The New York Times reported on May 13 that, “In a First, Renewable Energy Is Poised to Eclipse Coal in U.S.” In just the first four and a half months of this year, America’s fleet of wind turbines, solar panels and hydroelectric dams have produced more electricity than coal on 90 separate days — shattering last year’s record of 38 days for the entire year. On May 1 in Texas, wind power alone supplied nearly three times as much electricity as coal did.”

Up here in the northern part of New York, investments in the clean energy economy are poised to help jumpstart the economy. State authorities and agencies charged with the equitable implementation of New York’s nation-leading Climate Leadership and Community Protection Act (CLCPA) are devoting substantial resources into the region while leveraging private sector capital. The CLCPA sets a new standard, codifying New York’s goal of 70% renewable energy by 2030, while also cutting greenhouse gas emissions 85% by 2050.

The CLCPA places substantially increased focus and priority on meeting the needs of low- to moderate-income workers and families. At a minimum 35% of the benefits of the State’s clean energy and energy efficiency investments will benefit disadvantaged communities by increasing access to (and benefits from) clean energy for those communities and low-income consumers and creating quality jobs in the green economy and ensuring a “just transition” and protecting ordinary workers as our economy shifts to more sustainable production.

ANCA is choosing to act by driving this transition. Our work with communities and businesses to develop resilient energy systems, including grid and transportation infrastructure, build on rural traditions of self-reliance while providing significant environmental and social benefits.
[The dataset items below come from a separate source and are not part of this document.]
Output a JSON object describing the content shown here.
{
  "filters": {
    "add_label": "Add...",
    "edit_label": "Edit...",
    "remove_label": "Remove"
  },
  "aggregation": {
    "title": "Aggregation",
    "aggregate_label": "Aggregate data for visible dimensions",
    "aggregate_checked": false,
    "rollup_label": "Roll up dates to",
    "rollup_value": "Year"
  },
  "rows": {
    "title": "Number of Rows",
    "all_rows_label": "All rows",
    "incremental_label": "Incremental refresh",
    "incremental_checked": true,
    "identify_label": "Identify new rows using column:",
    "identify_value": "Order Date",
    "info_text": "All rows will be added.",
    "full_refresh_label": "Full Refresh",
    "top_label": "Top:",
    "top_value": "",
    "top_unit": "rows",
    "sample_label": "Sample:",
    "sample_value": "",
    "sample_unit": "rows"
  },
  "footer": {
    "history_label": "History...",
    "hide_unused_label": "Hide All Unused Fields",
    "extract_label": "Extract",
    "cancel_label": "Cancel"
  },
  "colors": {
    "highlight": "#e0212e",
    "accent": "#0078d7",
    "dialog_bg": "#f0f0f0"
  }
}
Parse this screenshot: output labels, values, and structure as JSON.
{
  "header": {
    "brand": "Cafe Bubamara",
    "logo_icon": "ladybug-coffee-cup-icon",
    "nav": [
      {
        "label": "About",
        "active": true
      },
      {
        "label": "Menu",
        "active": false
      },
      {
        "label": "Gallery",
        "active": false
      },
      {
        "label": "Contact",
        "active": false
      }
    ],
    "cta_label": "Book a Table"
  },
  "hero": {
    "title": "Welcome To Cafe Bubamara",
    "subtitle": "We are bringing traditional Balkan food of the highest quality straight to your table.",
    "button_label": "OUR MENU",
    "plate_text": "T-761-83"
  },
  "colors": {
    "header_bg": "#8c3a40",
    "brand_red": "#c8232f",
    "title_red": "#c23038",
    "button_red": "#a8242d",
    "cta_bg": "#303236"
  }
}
And ANCA’s Clean Energy Director, Jerrod Bley, has just been appointed as one of nine representatives from Environmental Justice communities throughout the state to the Climate Justice Working Group. These nine individuals will join four state representatives to help guide implementation of New York’s Climate Act, giving the North Country a direct voice in shaping the way this landmark legislation equitably impacts our region.